While serving as first lady, she led campaigns against Breast and Cervical cancer under the Forum for African First Ladies. She also significantly contributed to the 6th Stop Cervical Cancer in Africa (SCCA) conference held on July 24, 2012 in Zambia.

Kaseba announced her candidacy for President of Zambia shortly after her husband's death. She filed her nomination papers on November 18, 2014, to contest the January 2015 presidential by-election as a member of Sata's Patriotic Front (PF). Kaseba was one of nine to compete for the PF nomination for president. However, Kaseba and the other seven PF candidates lost their party's nomination to Edgar Lungu at the party's November general conference.

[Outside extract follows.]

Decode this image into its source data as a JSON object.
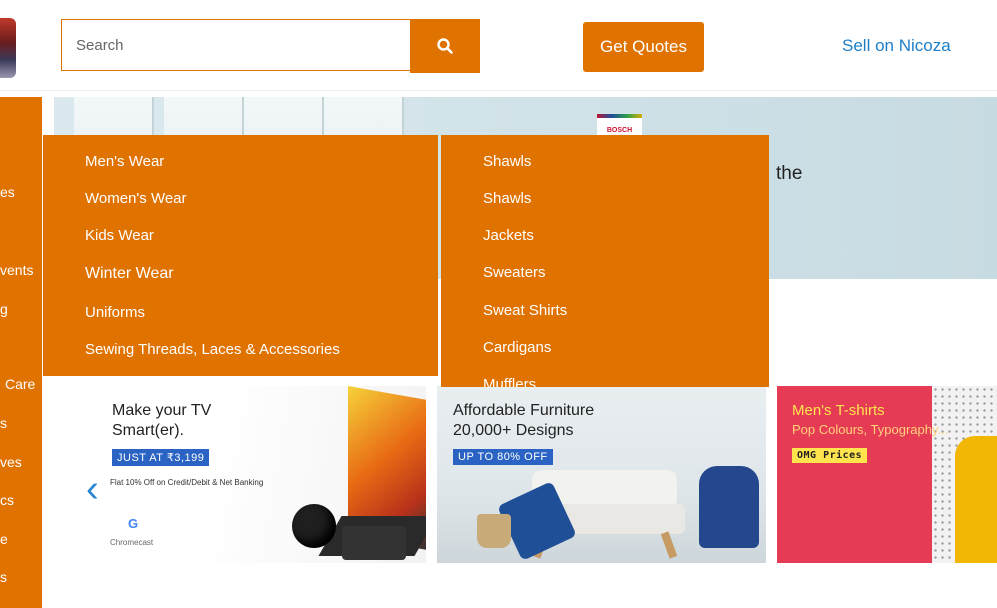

In 2016, it was speculated that Christine Kaseba might be chosen as the vice presidential running mate of UPND presidential nominee, Hakainde Hichilema, for the 2016 election. Kaseba was not a member of UPND, but was seen as a potential counter to President Edgar Lungu's running mate, Inonge Wina, who is also a woman, on the presidential ticket. Former acting President Guy Scott reportedly tried to persuade Hichilema to pick Kaseba as his running mate. However, Hakainde Hichilema ultimately chose Geoffrey Bwalya Mwamba as his running mate over Kaseba, Canisius Banda and other potential picks.

Kaseba serves on the Global Task Force on Expanded Access to Cancer Care and Control in Developing Countries.